You’ve found a security vulnerability in Pwnedkeys.com, a Pwnedkeys service, or software provided by Pwnedkeys? Nice one. This page tells you all about what happens next.

Our Philosophy

While we may have made the vulnerability, you found it, and the details of its existence are yours. We recognise that you can do with that knowledge as you please.

Since you’re reading this page, rather than just posting to fulldisclosure, the chances are you want to minimise the impact to Pwnedkeys’ users as much as we do. We appreciate this, and will work with you to do just that. However, we respect that you’re able to disclose or not, as you see fit, and will never ask (or worse, threaten!) you to suppress or otherwise limit what you can do with the vulnerability information. Please bear in mind, though, that this only applies to information about the vulnerability itself, not any data that the vulnerability exposes.

Safe Harbour

As long as you are acting in good faith, looking for vulnerabilities with the intention of disclosing them to Pwnedkeys or the general public, you’re in the clear. If we ever get a ToS or AUP, you can’t break them if you’re doing good faith bug hunting.

Recognition and Rewards

We’ll get this out of the way straight away: we don’t pay bug bounties, give schwag, or otherwise materially compensate those who find and report vulnerabilities. That’s not because we don’t want to, or respect the time and effort that goes into finding and reporting vulns. It’s simply that we don’t have the money to do so. If we get somehow get rich from running Pwnedkeys, well, we’ll probably become greedy plutocrats and still won’t pay meaningful bug bounties, but at least we won’t feel bad about it any more.

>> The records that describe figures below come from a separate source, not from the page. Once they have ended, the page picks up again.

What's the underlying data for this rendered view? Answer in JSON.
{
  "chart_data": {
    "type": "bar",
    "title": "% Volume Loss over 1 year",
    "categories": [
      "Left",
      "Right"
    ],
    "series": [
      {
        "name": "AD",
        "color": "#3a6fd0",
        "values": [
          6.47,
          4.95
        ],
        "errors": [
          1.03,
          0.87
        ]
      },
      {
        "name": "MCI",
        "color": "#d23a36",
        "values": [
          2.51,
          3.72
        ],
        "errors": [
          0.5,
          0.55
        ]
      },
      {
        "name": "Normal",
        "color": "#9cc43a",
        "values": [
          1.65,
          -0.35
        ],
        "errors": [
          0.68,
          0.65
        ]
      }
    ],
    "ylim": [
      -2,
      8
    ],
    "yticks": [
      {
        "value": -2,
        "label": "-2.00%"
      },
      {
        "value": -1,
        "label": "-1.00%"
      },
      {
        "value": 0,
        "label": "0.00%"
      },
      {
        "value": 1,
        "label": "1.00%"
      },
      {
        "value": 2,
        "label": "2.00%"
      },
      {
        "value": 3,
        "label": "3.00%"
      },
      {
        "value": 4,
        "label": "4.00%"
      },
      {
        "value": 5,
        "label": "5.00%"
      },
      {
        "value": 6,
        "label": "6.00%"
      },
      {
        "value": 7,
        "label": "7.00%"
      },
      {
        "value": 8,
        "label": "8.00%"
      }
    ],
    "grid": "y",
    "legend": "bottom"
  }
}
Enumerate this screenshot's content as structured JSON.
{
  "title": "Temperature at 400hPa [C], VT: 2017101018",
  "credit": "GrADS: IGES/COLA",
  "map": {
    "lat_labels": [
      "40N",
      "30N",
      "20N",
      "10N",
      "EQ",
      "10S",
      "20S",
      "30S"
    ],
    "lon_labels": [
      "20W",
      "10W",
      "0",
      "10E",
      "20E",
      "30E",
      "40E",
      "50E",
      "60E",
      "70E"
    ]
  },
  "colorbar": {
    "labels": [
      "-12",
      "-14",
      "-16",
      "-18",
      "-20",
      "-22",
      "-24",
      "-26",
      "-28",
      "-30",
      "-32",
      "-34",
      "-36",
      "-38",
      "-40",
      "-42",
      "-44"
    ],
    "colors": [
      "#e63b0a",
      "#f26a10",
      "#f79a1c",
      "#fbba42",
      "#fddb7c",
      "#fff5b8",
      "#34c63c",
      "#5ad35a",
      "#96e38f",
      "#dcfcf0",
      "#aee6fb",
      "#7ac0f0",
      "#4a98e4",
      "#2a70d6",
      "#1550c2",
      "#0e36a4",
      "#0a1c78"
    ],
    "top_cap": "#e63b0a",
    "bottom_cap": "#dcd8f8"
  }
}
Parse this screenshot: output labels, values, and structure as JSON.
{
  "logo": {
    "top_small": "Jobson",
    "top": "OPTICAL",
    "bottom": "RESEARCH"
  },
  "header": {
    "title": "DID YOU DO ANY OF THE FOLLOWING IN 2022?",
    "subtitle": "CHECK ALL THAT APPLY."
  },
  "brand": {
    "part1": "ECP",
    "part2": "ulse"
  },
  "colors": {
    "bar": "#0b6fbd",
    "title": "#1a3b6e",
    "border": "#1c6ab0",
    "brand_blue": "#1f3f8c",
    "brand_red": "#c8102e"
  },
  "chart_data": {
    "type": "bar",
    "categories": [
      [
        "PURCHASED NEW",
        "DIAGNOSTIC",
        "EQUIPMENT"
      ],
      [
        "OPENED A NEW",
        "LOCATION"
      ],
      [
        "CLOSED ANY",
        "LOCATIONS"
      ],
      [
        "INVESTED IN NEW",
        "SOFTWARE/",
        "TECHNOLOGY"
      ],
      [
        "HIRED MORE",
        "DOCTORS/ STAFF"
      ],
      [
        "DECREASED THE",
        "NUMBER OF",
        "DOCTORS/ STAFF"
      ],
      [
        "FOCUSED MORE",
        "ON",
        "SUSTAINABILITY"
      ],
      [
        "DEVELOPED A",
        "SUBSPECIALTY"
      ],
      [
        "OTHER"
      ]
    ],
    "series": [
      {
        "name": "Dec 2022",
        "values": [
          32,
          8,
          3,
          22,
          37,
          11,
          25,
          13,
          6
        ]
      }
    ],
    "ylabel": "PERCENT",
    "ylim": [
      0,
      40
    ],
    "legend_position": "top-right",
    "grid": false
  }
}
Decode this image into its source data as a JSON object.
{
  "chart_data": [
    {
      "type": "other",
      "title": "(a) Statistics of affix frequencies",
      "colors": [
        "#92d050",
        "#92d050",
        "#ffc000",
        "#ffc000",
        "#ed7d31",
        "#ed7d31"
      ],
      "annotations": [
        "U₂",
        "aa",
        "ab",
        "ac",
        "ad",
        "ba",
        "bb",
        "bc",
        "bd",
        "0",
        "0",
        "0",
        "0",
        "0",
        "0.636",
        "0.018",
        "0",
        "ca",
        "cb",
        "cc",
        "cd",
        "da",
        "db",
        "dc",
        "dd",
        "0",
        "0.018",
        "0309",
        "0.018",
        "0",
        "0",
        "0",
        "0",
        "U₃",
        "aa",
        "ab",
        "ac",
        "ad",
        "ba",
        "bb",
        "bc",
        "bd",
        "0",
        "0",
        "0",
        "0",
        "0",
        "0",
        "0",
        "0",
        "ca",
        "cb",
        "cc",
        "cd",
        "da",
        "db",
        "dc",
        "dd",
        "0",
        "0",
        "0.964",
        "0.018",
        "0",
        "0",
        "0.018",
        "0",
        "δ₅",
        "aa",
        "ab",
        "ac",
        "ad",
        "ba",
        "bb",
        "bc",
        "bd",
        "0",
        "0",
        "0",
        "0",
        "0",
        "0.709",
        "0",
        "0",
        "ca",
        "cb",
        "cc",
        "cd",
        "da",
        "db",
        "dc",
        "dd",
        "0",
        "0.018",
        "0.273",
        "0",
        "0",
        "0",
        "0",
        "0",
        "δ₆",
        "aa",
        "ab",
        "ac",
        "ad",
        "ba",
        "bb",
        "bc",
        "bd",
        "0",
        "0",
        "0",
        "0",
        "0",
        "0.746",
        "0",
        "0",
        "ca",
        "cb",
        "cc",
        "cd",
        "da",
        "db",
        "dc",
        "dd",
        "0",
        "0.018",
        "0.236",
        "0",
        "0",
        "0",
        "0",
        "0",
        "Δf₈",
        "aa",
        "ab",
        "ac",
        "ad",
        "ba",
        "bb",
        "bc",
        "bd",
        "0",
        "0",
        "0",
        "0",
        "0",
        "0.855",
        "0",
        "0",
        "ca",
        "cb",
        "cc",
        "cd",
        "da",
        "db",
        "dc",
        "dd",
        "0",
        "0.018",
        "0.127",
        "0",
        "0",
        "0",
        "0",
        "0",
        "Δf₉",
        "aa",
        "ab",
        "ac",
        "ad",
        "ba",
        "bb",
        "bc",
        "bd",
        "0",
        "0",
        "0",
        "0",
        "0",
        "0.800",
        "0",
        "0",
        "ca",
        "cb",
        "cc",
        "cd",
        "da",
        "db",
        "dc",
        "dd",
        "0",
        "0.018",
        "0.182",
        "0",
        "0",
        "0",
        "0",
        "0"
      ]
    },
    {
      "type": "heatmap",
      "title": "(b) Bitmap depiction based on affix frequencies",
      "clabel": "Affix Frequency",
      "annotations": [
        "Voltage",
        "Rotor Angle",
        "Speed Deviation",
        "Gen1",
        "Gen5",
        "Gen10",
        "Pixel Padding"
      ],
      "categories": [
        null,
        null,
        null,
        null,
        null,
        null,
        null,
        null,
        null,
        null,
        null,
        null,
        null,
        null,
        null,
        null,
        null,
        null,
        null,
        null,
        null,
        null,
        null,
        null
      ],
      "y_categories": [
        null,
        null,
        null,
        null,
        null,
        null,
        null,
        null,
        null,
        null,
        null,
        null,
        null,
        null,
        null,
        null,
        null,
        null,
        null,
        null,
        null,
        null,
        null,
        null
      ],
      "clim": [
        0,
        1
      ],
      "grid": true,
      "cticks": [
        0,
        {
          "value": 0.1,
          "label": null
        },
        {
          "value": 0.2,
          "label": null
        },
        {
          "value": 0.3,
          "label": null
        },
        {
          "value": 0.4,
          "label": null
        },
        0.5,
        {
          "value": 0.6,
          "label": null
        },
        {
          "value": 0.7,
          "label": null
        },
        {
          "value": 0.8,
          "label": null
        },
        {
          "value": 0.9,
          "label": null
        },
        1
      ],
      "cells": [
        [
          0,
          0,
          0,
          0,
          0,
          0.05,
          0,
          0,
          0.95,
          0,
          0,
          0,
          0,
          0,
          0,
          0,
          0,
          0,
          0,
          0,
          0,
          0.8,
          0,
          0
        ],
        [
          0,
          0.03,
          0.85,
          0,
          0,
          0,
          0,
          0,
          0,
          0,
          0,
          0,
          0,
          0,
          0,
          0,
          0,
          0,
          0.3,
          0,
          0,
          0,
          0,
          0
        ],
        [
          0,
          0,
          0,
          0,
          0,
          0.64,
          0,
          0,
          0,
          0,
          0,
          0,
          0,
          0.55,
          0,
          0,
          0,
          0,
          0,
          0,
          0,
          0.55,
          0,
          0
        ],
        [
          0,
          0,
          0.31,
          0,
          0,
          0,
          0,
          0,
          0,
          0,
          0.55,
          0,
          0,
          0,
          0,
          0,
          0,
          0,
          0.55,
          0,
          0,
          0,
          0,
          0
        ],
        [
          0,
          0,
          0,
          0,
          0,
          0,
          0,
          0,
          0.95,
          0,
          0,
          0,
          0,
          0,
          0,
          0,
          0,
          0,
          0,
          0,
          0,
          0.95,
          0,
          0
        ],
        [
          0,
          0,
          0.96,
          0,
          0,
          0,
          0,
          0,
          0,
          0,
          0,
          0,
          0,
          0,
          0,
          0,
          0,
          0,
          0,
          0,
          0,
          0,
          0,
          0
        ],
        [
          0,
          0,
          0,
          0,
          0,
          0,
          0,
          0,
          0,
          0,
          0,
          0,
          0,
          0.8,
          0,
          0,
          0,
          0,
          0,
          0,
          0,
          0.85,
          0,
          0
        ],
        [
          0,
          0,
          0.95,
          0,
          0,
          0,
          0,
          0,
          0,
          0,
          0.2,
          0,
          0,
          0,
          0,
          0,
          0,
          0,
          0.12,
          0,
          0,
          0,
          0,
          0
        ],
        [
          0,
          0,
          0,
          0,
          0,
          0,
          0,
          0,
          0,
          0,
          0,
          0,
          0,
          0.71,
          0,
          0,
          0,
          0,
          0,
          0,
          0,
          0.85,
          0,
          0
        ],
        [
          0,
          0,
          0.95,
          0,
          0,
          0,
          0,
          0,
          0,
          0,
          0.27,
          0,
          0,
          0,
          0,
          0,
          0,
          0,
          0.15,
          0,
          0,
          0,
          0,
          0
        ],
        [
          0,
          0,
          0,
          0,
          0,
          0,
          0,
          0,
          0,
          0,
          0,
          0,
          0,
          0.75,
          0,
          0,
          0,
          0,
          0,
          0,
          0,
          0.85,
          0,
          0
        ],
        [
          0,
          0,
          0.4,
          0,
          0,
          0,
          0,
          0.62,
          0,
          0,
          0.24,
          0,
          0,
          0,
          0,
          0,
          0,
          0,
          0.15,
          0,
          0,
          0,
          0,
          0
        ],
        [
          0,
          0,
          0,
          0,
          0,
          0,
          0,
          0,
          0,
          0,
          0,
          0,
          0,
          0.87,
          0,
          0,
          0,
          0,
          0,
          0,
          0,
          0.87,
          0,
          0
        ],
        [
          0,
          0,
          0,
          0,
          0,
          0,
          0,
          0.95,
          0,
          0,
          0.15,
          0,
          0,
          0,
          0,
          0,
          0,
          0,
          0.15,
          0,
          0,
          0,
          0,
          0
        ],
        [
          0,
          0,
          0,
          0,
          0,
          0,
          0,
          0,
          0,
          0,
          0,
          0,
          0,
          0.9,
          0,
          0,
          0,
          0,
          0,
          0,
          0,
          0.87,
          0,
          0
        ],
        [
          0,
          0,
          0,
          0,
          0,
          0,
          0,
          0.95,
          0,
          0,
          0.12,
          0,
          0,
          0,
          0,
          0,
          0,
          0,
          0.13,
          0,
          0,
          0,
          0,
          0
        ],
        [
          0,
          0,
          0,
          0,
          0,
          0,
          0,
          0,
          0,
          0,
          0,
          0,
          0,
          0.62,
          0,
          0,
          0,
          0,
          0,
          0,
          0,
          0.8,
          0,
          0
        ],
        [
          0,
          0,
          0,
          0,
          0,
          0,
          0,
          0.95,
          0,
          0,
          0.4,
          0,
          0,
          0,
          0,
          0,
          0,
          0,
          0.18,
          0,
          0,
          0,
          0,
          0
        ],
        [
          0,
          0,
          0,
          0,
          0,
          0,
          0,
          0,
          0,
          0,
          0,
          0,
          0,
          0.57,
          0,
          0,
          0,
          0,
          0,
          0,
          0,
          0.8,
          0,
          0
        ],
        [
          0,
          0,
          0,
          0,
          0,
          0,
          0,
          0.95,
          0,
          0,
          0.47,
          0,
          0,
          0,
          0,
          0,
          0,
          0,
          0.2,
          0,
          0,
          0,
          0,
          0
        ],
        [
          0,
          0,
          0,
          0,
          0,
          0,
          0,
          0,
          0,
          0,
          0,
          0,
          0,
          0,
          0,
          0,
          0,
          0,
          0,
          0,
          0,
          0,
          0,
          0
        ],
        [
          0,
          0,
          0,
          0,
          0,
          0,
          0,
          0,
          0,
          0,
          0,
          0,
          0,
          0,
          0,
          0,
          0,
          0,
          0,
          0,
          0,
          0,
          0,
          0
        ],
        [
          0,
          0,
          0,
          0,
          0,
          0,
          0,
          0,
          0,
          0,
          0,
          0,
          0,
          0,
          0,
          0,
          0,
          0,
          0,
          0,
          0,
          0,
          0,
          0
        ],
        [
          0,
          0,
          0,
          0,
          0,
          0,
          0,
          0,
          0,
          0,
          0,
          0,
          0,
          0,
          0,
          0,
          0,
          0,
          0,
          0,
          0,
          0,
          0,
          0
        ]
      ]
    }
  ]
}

The best we can offer is our respect and gratitude, and public recognition of your achievement, if you wish it. By default, we will keep reporters anonymous. As always, disclosure is your call, not ours.

Process

  1. Send an email to security@pwnedkeys.com giving us enough information to be able to reproduce the vulnerability.

  2. We’ll try and confirm the vulnerability, and either let you know we’ve figured it out, or ask you for more information.

  3. Once we’ve got reproduction, we’ll let you know of a timeline for remediation.

  4. We’ll fix the problem, and everyone will go their separate ways, having made the Internet a better place for everyone.

Scope

Very short and sweet: if it’s under the pwnedkeys.com domain, or available from our GitHub org, then it’s “in scope”.

About the only thing we don’t think is security-relevant is volumetric DDoS attacks. We already know that with a big enough hammer you can break anything. That only applies to pipe-filling attacks, though – if you find something expensive to do that doesn’t have an effective rate limit on it, we’d like to know about that.

Guidelines

  • Don’t do anything that degrades the availability of the service for other users. If you accidentally take something down, please let us know ASAP so we can fix it. Bear in mind that we consider availability issues to be security-relevant, so you’ve found something worth reporting, even if it wasn’t what you intended to find.

  • Minimise exposure of user data. If you find something that discloses the data of our users, please let us know and delete the data.